O relator lembrou que a internet pulverizou as fronteiras territoriais e criou um novo mecanismo de comunicação, mas não subverteu a possibilidade e a credibilidade da aplicação da lei baseada nos limites geográficos.
Assim, “para as lesões a direitos ocorridos no âmbito do território brasileiro, em linha de princípio, a autoridade judiciária nacional detém competência para processar e julgar o litígio”, arrematou o ministro.
Em seu voto, o relator ressaltou que, se assim não fosse, poderia se ter a sensação de que a internet é uma zona franca, por meio da qual tudo seria permitido, sem que desses atos resultassem responsabilidades.


O ministro ainda salientou as hipóteses de jurisdição concorrente estabelecidas no Código de Processo Civil, em que a competência do Poder Judiciário brasileiro não afasta a de outro país.
O relator elencou precedentes do Tribunal no sentido de que a cláusula de eleição de foro existente em contrato de prestação de serviços no exterior não impede que a ação seja proposta no Brasil, ainda que se trate de competência concorrente.
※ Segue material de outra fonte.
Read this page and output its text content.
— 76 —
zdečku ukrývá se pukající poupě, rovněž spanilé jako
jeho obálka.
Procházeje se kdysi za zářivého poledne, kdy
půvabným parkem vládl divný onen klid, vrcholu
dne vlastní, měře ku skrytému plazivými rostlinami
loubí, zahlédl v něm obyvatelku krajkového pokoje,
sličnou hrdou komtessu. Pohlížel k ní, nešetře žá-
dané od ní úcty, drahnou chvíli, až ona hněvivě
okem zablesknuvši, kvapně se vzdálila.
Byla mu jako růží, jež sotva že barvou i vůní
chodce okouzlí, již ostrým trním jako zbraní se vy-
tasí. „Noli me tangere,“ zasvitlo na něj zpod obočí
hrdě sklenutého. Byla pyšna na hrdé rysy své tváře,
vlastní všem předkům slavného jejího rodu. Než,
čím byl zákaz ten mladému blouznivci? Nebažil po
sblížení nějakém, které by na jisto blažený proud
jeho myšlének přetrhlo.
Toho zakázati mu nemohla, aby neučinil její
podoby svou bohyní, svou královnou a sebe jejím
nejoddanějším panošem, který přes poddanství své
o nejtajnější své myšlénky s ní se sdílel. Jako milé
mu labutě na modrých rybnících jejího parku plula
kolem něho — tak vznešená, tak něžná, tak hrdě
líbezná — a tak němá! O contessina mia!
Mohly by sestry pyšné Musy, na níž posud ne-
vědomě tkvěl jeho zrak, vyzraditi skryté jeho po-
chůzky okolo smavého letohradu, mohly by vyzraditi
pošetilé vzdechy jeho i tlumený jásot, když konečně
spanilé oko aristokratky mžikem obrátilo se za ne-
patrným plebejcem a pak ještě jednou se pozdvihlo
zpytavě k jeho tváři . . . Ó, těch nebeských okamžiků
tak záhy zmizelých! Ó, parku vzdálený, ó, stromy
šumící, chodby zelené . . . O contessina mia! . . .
E como a ação de indenização movida pela profissional não é baseada no contrato em si, mas no uso de fotografias e imagens dela, sem seu consentimento, não há que se falar no foro definido pelo contrato.
Os outros ministros da Quarta Turma do STJ acompanharam o voto do relator no sentido de considerar competente a Justiça brasileira para dirimir o conflito, já que o ato foi praticado no Brasil (o acesso ao site da empresa foi feito aqui) e a profissional reside em território nacional.